How do I restore the audio from an -old.ppta file?

In the event that an -old.ppta file is generated, you can easily reconnect it with your PowerPoint file, which will restore your missing audio resources.  Here’s how:

  1. Close PowerPoint.
  2. Rename or delete the new (empty) PPTA file to break its link with the PowerPoint file.
  3. Ensure that the PowerPoint file and the original PPTA file (i.e., the -old.ppta file) are located in the same folder.
  4. Remove “-old” from the PPTA file name, so that it has the same file name as the corresponding PowerPoint file.

As long as the PowerPoint file and the original PPTA file are located in the same folder and have the same file name, they will re-link, and your audio will be restored.

You have moved or renamed your PowerPoint file

Moving or renaming the PowerPoint file could break the link between the PowerPoint file and its corresponding PPTA (Articulate) file, which will make it appear that your audio is missing.  To restore your missing audio:

  1. Close PowerPoint.
  2. Navigate to the folder where your presentation is stored, and locate the new (empty) PPTA file, which has the same name as the PowerPoint file.
  3. Rename or delete the new PPTA file to break its link with the PowerPoint file.
  4. Place the original PPTA file in the same folder as the PowerPoint file, and ensure that it has the same name as the PowerPoint file.  (If you moved your PowerPoint file, you may need to check the original folder where the presentation was stored to locate the original PPTA file.)
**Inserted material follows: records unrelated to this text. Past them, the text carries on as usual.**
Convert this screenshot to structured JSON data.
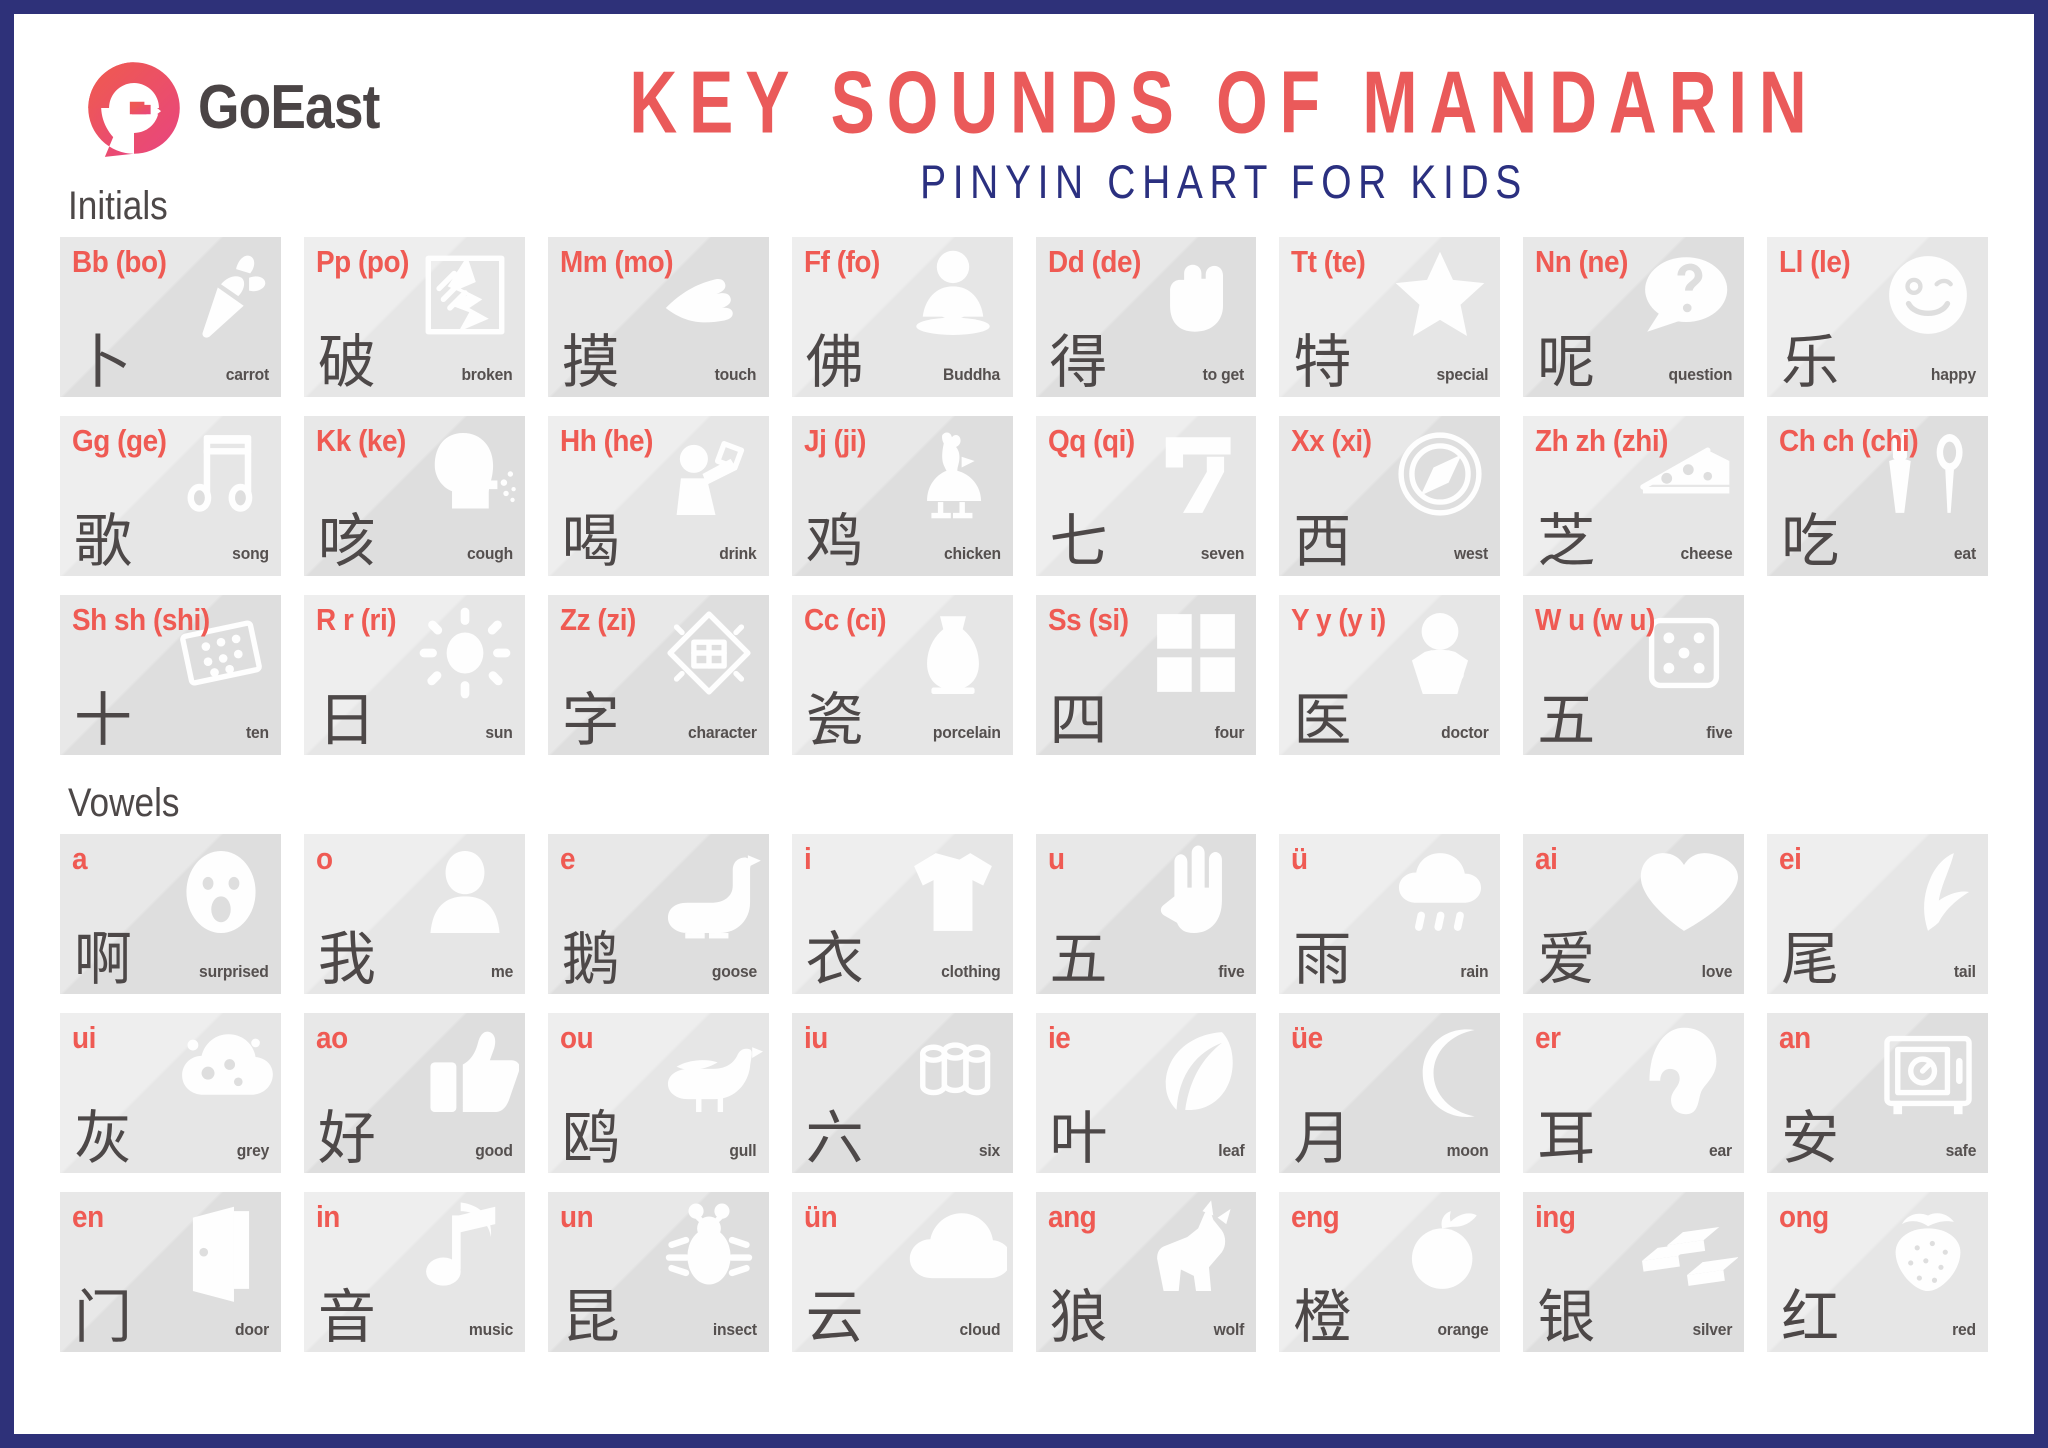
{
  "brand": {
    "name": "GoEast",
    "logo_icon": "goeast-g-logo-icon"
  },
  "header": {
    "title": "KEY SOUNDS OF MANDARIN",
    "subtitle": "PINYIN CHART FOR KIDS",
    "title_color": "#ea5a5a",
    "subtitle_color": "#2b3080",
    "frame_color": "#2e3179"
  },
  "sections": [
    {
      "heading": "Initials",
      "cards": [
        {
          "pinyin": "Bb (bo)",
          "hanzi": "卜",
          "meaning": "carrot",
          "icon": "carrot-icon"
        },
        {
          "pinyin": "Pp (po)",
          "hanzi": "破",
          "meaning": "broken",
          "icon": "broken-glass-icon"
        },
        {
          "pinyin": "Mm (mo)",
          "hanzi": "摸",
          "meaning": "touch",
          "icon": "pointing-hand-icon"
        },
        {
          "pinyin": "Ff (fo)",
          "hanzi": "佛",
          "meaning": "Buddha",
          "icon": "buddha-icon"
        },
        {
          "pinyin": "Dd (de)",
          "hanzi": "得",
          "meaning": "to get",
          "icon": "fist-icon"
        },
        {
          "pinyin": "Tt (te)",
          "hanzi": "特",
          "meaning": "special",
          "icon": "star-icon"
        },
        {
          "pinyin": "Nn (ne)",
          "hanzi": "呢",
          "meaning": "question",
          "icon": "question-bubble-icon"
        },
        {
          "pinyin": "Ll (le)",
          "hanzi": "乐",
          "meaning": "happy",
          "icon": "happy-face-icon"
        },
        {
          "pinyin": "Gg (ge)",
          "hanzi": "歌",
          "meaning": "song",
          "icon": "music-notes-icon"
        },
        {
          "pinyin": "Kk (ke)",
          "hanzi": "咳",
          "meaning": "cough",
          "icon": "coughing-head-icon"
        },
        {
          "pinyin": "Hh (he)",
          "hanzi": "喝",
          "meaning": "drink",
          "icon": "person-drinking-icon"
        },
        {
          "pinyin": "Jj (ji)",
          "hanzi": "鸡",
          "meaning": "chicken",
          "icon": "chicken-icon"
        },
        {
          "pinyin": "Qq (qi)",
          "hanzi": "七",
          "meaning": "seven",
          "icon": "digital-seven-icon"
        },
        {
          "pinyin": "Xx (xi)",
          "hanzi": "西",
          "meaning": "west",
          "icon": "compass-west-icon"
        },
        {
          "pinyin": "Zh zh (zhi)",
          "hanzi": "芝",
          "meaning": "cheese",
          "icon": "cheese-wedge-icon"
        },
        {
          "pinyin": "Ch ch (chi)",
          "hanzi": "吃",
          "meaning": "eat",
          "icon": "fork-spoon-icon"
        },
        {
          "pinyin": "Sh sh (shi)",
          "hanzi": "十",
          "meaning": "ten",
          "icon": "domino-ten-icon"
        },
        {
          "pinyin": "R r (ri)",
          "hanzi": "日",
          "meaning": "sun",
          "icon": "sun-icon"
        },
        {
          "pinyin": "Zz (zi)",
          "hanzi": "字",
          "meaning": "character",
          "icon": "fu-character-diamond-icon"
        },
        {
          "pinyin": "Cc (ci)",
          "hanzi": "瓷",
          "meaning": "porcelain",
          "icon": "porcelain-vase-icon"
        },
        {
          "pinyin": "Ss (si)",
          "hanzi": "四",
          "meaning": "four",
          "icon": "four-squares-icon"
        },
        {
          "pinyin": "Y y (y i)",
          "hanzi": "医",
          "meaning": "doctor",
          "icon": "doctor-icon"
        },
        {
          "pinyin": "W u (w u)",
          "hanzi": "五",
          "meaning": "five",
          "icon": "dice-five-icon"
        }
      ]
    },
    {
      "heading": "Vowels",
      "cards": [
        {
          "pinyin": "a",
          "hanzi": "啊",
          "meaning": "surprised",
          "icon": "surprised-face-icon"
        },
        {
          "pinyin": "o",
          "hanzi": "我",
          "meaning": "me",
          "icon": "person-self-icon"
        },
        {
          "pinyin": "e",
          "hanzi": "鹅",
          "meaning": "goose",
          "icon": "goose-icon"
        },
        {
          "pinyin": "i",
          "hanzi": "衣",
          "meaning": "clothing",
          "icon": "tshirt-icon"
        },
        {
          "pinyin": "u",
          "hanzi": "五",
          "meaning": "five",
          "icon": "open-hand-icon"
        },
        {
          "pinyin": "ü",
          "hanzi": "雨",
          "meaning": "rain",
          "icon": "rain-cloud-icon"
        },
        {
          "pinyin": "ai",
          "hanzi": "爱",
          "meaning": "love",
          "icon": "heart-icon"
        },
        {
          "pinyin": "ei",
          "hanzi": "尾",
          "meaning": "tail",
          "icon": "whale-tail-icon"
        },
        {
          "pinyin": "ui",
          "hanzi": "灰",
          "meaning": "grey",
          "icon": "ash-cloud-icon"
        },
        {
          "pinyin": "ao",
          "hanzi": "好",
          "meaning": "good",
          "icon": "thumbs-up-icon"
        },
        {
          "pinyin": "ou",
          "hanzi": "鸥",
          "meaning": "gull",
          "icon": "seagull-icon"
        },
        {
          "pinyin": "iu",
          "hanzi": "六",
          "meaning": "six",
          "icon": "six-cylinders-icon"
        },
        {
          "pinyin": "ie",
          "hanzi": "叶",
          "meaning": "leaf",
          "icon": "leaf-icon"
        },
        {
          "pinyin": "üe",
          "hanzi": "月",
          "meaning": "moon",
          "icon": "crescent-moon-icon"
        },
        {
          "pinyin": "er",
          "hanzi": "耳",
          "meaning": "ear",
          "icon": "ear-icon"
        },
        {
          "pinyin": "an",
          "hanzi": "安",
          "meaning": "safe",
          "icon": "safe-box-icon"
        },
        {
          "pinyin": "en",
          "hanzi": "门",
          "meaning": "door",
          "icon": "door-icon"
        },
        {
          "pinyin": "in",
          "hanzi": "音",
          "meaning": "music",
          "icon": "music-note-icon"
        },
        {
          "pinyin": "un",
          "hanzi": "昆",
          "meaning": "insect",
          "icon": "insect-icon"
        },
        {
          "pinyin": "ün",
          "hanzi": "云",
          "meaning": "cloud",
          "icon": "cloud-icon"
        },
        {
          "pinyin": "ang",
          "hanzi": "狼",
          "meaning": "wolf",
          "icon": "howling-wolf-icon"
        },
        {
          "pinyin": "eng",
          "hanzi": "橙",
          "meaning": "orange",
          "icon": "orange-fruit-icon"
        },
        {
          "pinyin": "ing",
          "hanzi": "银",
          "meaning": "silver",
          "icon": "silver-bars-icon"
        },
        {
          "pinyin": "ong",
          "hanzi": "红",
          "meaning": "red",
          "icon": "strawberry-icon"
        }
      ]
    }
  ]
}
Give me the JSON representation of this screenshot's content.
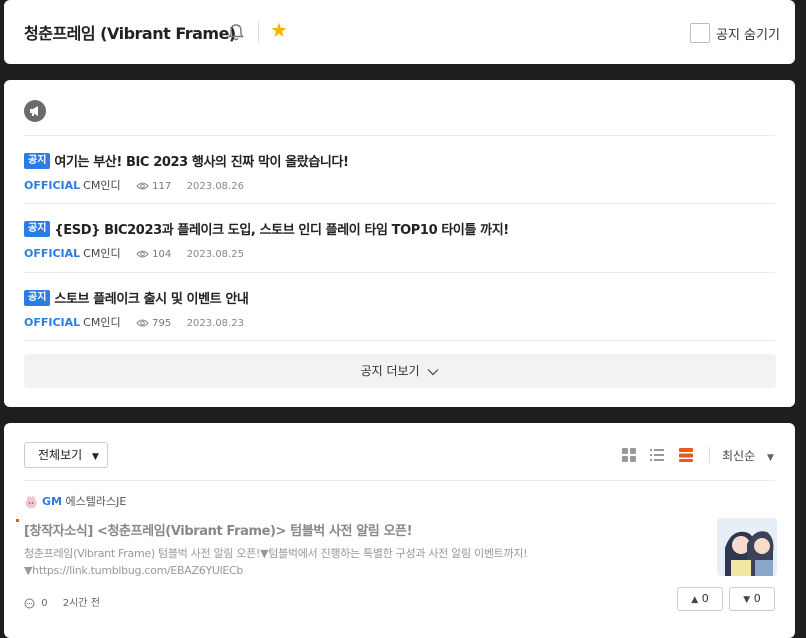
{
  "header": {
    "title": "청춘프레임 (Vibrant Frame)",
    "hide_notice_label": "공지 숨기기"
  },
  "notices": {
    "items": [
      {
        "badge": "공지",
        "title": "여기는 부산! BIC 2023 행사의 진짜 막이 올랐습니다!",
        "official": "OFFICIAL",
        "author": "CM인디",
        "views": "117",
        "date": "2023.08.26"
      },
      {
        "badge": "공지",
        "title": "{ESD} BIC2023과 플레이크 도입, 스토브 인디 플레이 타임 TOP10 타이틀 까지!",
        "official": "OFFICIAL",
        "author": "CM인디",
        "views": "104",
        "date": "2023.08.25"
      },
      {
        "badge": "공지",
        "title": "스토브 플레이크 출시 및 이벤트 안내",
        "official": "OFFICIAL",
        "author": "CM인디",
        "views": "795",
        "date": "2023.08.23"
      }
    ],
    "more_label": "공지 더보기"
  },
  "posts": {
    "filter_label": "전체보기",
    "sort_label": "최신순",
    "items": [
      {
        "author_tag": "GM",
        "author": "에스텔라스JE",
        "title": "[창작자소식] <청춘프레임(Vibrant Frame)> 텀블벅 사전 알림 오픈!",
        "body_line1": "청춘프레임(Vibrant Frame) 텀블벅 사전 알림 오픈!▼텀블벅에서 진행하는 특별한 구성과 사전 알림 이벤트까지!",
        "body_line2": "▼https://link.tumblbug.com/EBAZ6YUlECb",
        "comments": "0",
        "time": "2시간 전",
        "upvotes": "0",
        "downvotes": "0"
      }
    ]
  },
  "colors": {
    "accent": "#2b7ce5",
    "star": "#f5b400",
    "active_view": "#e8591a",
    "background": "#1e1e1e"
  }
}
As long as the PowerPoint file and the original PPTA file are located in the same folder and have the same file name, they will re-link, and your audio will be restored.

If you need to move your project files, use the Send to Articulate Presenter Package feature to generate a zip file that contains a copy of all the project's resources.  Then transfer the zip file to its new location, and extract it.

Your PowerPoint file is stored in a folder with the same name as the PowerPoint file

It is recommended that you do not save your PowerPoint file in a folder with the exact same name as the PowerPoint file.

Saving a PowerPoint file in a folder with the exact same name as the PowerPoint file does not cause loss of audio resources.  However, if you also publish to the folder one level above the folder where your PowerPoint file is stored, you will overwrite your PPTA file and lose your Articulate resources (including audio).

Your PowerPoint file or PPTA file is "Hidden"

If your project files are hidden, they will not work as expected, and it may appear that your audio is missing.  When files are hidden, their icons generally look faded or grayed out.  To correct this issue:

  1. Close PowerPoint if it is open.
  2. Right-click the file(s), and select Properties.
  3. Then uncheck the Hidden box.
  4. Click OK to save your change.

If there is an -old.ppta file as a result of your files being hidden, you can now follow the steps in the section above, "How do I restore the audio from an -old.ppta file?" to correct the issue.